Кадзуо Исигуро - Там, где в дымке холмы
— На днях со мной был забавный случай, — проговорил Огата-сан. — Сейчас вроде бы можно и посмеяться. Я был в библиотеке в Нагасаки и наткнулся вот на этот журнал — для педагогов. Раньше я о нем не слышал, в наше время он не существовал. Читая его, можно подумать, что теперь все учителя в Японии — коммунисты.
— Коммунизм в стране явно набирает силу, — сказал муж.
— В журнале напечатался Сигэо Мацуда. Представьте мое удивление, когда в его статье я увидел свое имя. Не думал, что пользуюсь сейчас таким вниманием.
— Уверена, что отца в Нагасаки до сих пор хорошо помнят, — вставила я.
— Это было нечто из ряда вон. Сигэо Мацуда писал обо мне и о докторе Эндо, о нашем уходе на пенсию. Если я правильно его понял, он намекал, что педагогика от нашего ухода выиграла. По сути, он зашел настолько далеко, что высказал мнение, будто нас следовало уволить еще в конце войны. Это просто из рук вон.
— Ты уверен, что это тот самый Сигэо Мацуда? — спросил Дзиро.
— Тот самый. Из средней школы в Курияме. Очень странно. Помню, как он часто приходил к нам в дом поиграть с тобой. Твоя мать вечно ему потакала. Я спросил библиотекаря, нельзя ли купить экземпляр; она сказала, что закажет для меня один. Я тебе покажу.
— Это походит на вероломство, — сказала я.
— Я был крайне удивлен, — повернувшись ко мне, отозвался Огата-сан. — Ведь именно я представил его директору школы в Курияме.
Дзиро допил чай и вытер губы салфеткой.
— Весьма прискорбно. Но, как я уже сказал, с Сигэо мы давно не виделись. Прости, отец, но я должен бежать, или опоздаю.
— Ну да, конечно. Удачного дня!
Дзиро шагнул вниз к выходу и начал надевать башмаки. Я обратилась к Огате-сан:
— Всякий достигнувший вашего положения, отец, должен быть готов к критике. Это естественно.
— Разумеется, — рассмеялся он. — Не бери это в голову, Эцуко. Я было и думать об этом забыл.
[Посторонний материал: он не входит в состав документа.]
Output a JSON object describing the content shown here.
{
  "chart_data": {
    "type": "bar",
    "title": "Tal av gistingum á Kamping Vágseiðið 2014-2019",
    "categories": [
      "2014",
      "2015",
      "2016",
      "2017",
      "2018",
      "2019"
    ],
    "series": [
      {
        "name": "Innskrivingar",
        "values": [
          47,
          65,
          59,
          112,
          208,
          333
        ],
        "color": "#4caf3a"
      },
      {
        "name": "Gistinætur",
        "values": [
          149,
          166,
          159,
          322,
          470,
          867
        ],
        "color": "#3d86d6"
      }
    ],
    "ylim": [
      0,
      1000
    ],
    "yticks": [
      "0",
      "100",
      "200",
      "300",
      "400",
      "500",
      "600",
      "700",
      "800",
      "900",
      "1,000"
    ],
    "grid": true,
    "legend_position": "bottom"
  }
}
А вспомнил только потому, что Дзиро собрался на встречу выпускников. Интересно, читал ли эту статью Эндо.
— Надеюсь, ты хорошо проведешь день, отец, — громко сказал Дзиро от двери. — Если сумею, постараюсь вернуться пораньше.
— Чепуха, не стоит волноваться. Твоя работа важнее.
Немного позже Огата-сан вышел из своей комнаты в пиджаке, с галстуком.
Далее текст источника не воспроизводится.